Tarek Mahmoud | Preslav Nakov
Proceedings of the 17th International Workshop on Semantic Evaluation (SemEval-2023)

The naive approach for fine-tuning pretrained deep learning models on downstream tasks involves feeding them mini-batches of randomly sampled data. In this paper, we propose a more elaborate method for fine-tuning Pretrained Multilingual Transformers (PMTs) on multilingual data. Inspired by the success of curriculum learning approaches, we investigate the significance of fine-tuning PMTs on multilingual data in a sequential fashion language by language. Unlike the curriculum learning paradigm where the model is presented with increasingly complex examples, we do not adopt a notion of “easy” and “hard” samples. Instead, our experiments draw insight from psychological findings on how the human brain processes new information and the persistence of newly learned concepts.
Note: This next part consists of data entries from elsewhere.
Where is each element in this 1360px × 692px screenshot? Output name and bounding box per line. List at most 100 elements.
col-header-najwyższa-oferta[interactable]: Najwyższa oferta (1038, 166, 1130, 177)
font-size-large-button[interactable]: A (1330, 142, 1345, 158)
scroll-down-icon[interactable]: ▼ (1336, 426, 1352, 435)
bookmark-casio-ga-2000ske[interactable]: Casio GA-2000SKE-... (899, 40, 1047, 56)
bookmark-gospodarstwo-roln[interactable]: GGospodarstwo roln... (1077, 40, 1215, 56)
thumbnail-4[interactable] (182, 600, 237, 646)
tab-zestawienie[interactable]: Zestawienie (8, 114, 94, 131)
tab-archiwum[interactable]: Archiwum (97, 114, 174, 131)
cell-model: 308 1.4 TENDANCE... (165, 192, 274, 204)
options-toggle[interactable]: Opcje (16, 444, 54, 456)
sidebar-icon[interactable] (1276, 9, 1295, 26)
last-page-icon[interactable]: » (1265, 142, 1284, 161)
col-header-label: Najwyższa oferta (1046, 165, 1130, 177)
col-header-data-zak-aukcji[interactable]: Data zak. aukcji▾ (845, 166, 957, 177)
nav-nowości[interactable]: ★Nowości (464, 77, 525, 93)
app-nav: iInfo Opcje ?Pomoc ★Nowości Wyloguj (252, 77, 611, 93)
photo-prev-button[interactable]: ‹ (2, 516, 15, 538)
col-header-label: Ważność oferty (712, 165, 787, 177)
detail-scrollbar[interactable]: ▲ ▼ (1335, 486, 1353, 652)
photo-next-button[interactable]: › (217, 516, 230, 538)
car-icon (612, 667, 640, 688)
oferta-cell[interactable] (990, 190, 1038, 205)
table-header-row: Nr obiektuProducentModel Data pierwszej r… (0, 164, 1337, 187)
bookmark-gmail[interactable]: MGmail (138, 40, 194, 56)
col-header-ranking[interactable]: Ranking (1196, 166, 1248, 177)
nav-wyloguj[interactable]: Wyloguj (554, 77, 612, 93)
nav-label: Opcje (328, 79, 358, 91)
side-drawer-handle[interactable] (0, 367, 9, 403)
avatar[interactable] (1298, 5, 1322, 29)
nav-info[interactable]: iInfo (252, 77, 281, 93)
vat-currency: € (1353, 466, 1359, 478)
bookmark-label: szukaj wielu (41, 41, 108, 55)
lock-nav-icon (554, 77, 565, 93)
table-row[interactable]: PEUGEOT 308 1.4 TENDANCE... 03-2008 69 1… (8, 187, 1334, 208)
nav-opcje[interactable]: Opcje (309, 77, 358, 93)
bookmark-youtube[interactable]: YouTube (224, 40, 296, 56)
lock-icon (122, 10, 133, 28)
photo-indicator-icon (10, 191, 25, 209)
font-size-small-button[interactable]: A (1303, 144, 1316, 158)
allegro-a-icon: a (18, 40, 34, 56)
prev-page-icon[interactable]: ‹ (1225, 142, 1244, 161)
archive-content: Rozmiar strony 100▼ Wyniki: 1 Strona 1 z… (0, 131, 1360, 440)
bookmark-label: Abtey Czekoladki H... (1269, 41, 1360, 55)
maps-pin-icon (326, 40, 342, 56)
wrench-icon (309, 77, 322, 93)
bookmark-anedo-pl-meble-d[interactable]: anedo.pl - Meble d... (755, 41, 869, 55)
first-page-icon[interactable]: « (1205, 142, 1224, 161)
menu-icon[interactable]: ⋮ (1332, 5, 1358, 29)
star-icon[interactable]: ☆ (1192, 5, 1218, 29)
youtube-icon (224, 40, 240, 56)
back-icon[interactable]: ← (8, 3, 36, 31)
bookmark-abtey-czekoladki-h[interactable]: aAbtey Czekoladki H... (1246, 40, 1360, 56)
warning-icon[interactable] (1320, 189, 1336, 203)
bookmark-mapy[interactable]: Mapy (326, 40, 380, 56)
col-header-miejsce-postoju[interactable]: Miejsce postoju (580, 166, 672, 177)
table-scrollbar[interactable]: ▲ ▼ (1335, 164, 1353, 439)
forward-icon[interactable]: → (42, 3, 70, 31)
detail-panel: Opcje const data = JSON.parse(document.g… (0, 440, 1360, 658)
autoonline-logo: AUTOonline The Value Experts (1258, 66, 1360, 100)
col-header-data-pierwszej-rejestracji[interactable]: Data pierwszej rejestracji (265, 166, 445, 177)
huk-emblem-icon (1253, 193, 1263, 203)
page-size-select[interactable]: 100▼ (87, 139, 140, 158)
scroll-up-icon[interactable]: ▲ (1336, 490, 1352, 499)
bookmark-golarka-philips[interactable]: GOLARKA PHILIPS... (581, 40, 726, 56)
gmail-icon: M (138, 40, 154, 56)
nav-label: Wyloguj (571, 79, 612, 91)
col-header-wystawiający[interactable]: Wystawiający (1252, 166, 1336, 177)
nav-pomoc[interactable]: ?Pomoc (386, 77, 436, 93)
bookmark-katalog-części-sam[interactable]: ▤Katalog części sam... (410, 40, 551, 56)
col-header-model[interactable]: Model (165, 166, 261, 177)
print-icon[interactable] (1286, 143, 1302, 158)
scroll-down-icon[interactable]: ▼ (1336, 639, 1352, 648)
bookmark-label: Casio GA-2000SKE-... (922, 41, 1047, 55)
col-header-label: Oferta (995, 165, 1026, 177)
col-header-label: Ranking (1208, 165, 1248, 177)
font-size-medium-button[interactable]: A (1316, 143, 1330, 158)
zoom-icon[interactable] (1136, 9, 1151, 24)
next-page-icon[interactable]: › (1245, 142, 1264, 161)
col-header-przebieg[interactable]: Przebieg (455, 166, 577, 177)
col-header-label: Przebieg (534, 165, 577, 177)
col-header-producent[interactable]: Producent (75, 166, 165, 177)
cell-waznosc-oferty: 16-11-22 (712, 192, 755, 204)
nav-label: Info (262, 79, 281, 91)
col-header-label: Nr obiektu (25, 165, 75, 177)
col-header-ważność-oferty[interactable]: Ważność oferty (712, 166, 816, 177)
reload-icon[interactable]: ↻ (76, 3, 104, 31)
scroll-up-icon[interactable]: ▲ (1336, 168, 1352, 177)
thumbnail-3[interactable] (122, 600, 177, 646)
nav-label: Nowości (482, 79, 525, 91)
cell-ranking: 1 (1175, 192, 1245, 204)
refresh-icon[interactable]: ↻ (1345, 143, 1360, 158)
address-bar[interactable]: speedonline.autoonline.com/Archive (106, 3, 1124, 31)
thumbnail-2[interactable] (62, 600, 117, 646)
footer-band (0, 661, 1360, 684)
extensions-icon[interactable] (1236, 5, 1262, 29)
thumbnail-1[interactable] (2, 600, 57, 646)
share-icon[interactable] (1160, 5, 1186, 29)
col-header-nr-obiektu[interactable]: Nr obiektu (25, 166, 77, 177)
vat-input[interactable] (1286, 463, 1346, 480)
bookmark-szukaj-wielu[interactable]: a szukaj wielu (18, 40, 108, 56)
We perform our experiments on a challenging news-framing dataset that contains texts in six languages. Our proposed method outperforms the naïve approach by achieving improvements of 2.57\% in terms of F1 score. Even when we supplement the naïve approach with recency fine-tuning, we still achieve an improvement of 1.34\% with a 3.63\%$ convergence speed-up. Moreover, we are the first to observe an interesting pattern in which deep learning models exhibit a human-like primacy-recency effect.